On June 12, 2016, I parted ways with my hometown near New Orleans and set off for Orlando so I could live my dream and work for Walt Disney World as part of the Disney College Program.
On June 12, 2016, early in the morning, 50 people were gunned down and many more were injured at a local night club as an act of terror and a hate crime.
I feel immense sympathy for the families who lost loved ones that night, and for anybody who lost a friend. This situation, though, has put me also in a very scary position. News outlets have said that the shooter was scouting out Disney Springs for an attack as well, which sends a chill down my spine, because that very well could have been me and my sister that were shot to death in the biggest mass shooting in America.

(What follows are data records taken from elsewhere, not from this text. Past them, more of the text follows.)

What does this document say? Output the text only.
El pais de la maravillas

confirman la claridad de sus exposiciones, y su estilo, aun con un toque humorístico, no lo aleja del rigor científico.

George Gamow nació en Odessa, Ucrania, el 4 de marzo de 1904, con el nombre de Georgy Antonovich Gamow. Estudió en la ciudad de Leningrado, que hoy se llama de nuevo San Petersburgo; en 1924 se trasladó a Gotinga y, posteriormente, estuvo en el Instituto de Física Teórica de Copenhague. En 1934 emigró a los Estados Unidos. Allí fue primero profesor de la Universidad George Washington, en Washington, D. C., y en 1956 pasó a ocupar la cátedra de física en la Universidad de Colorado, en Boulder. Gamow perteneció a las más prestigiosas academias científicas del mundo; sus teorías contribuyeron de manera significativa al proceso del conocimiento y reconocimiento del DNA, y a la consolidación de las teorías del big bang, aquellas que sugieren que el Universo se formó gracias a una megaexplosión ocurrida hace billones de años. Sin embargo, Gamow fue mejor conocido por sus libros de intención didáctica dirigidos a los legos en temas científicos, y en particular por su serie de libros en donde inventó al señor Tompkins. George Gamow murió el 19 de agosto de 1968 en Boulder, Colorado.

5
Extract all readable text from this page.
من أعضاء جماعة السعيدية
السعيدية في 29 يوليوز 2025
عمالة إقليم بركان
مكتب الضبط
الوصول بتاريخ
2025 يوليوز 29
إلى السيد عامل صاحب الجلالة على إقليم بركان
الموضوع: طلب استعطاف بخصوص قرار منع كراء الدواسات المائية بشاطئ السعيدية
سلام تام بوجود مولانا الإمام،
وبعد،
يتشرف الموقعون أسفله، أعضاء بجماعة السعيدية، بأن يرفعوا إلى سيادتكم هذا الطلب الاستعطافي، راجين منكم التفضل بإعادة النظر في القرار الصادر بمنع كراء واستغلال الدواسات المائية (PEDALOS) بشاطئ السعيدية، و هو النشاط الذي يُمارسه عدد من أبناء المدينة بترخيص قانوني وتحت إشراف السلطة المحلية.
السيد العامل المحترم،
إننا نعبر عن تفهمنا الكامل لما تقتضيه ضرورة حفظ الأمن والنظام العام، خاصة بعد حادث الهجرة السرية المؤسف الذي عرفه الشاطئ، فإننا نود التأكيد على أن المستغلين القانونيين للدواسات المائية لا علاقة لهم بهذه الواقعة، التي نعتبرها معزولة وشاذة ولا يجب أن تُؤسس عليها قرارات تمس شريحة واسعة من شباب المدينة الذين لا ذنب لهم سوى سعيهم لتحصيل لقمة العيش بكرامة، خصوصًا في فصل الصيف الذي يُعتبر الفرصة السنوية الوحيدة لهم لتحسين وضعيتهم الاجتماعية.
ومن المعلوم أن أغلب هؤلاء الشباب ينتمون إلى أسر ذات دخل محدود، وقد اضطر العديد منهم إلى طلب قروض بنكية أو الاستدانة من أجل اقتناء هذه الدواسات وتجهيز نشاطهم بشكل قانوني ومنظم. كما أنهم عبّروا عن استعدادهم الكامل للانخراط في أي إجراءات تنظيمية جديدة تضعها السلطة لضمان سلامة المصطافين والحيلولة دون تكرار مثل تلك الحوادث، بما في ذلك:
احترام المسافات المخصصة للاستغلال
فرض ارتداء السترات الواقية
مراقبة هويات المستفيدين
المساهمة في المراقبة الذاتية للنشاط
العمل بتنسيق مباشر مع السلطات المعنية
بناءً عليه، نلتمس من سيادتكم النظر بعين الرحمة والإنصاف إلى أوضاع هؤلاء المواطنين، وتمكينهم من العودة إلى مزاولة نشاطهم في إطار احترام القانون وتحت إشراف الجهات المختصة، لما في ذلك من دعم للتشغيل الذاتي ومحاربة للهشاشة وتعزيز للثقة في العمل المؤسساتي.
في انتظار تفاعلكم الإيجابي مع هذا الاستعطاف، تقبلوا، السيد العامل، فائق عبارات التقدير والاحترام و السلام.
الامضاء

There are other rumors circulating that the shooter of the night club was not the only attacker that night. This also understandably makes me worry. I am already a worrisome person with pretty bad anxiety, and everything that has happened in Orlando in the last few days with the shooting of Christina Grimmie and the massacre at the Pulse night club has only made it much worse. I am trying my best to ignore the situation and really experience this amazing opportunity I have been given, but it's really hard when I am now afraid to go anywhere that doesn't have intense security.
My roommates and I all went to Disney Springs last night for our first outing. We did a little shopping and got some dinner, all the while I was internally panicking and watching every person around me to make sure that nothing was going on. I jumped at every sudden noise and had to keep shaking my hands because I felt like I was losing feeling in them. All of this was happening because I was afraid that we would be next. However, I kept it all on the inside, smiled and had a good time with my roommates, because I didn't want to ruin my night. I wouldn't be surprised, though, if any of them were feeling that same way.
The unfortunate truth, at least for now, is that a place I once considered the safest place on Earth where nothing worse than dropping an ice cream cone could happen to me is now a little scary for me. Part of me starts to wonder if maybe I should just avoid going to crowded places for a little while, but part of me is saying that if it's my time to go, then nothing is going to stop it from happening. I know that being afraid is no way to live, especially when, in the end, we have no control over whether we live or die, but it's very hard to not be afraid when someone attacks one of the places you cherish the most.
I guess we all just need to remember that living in fear is not living, and that we should not be afraid, just careful and aware of our surroundings.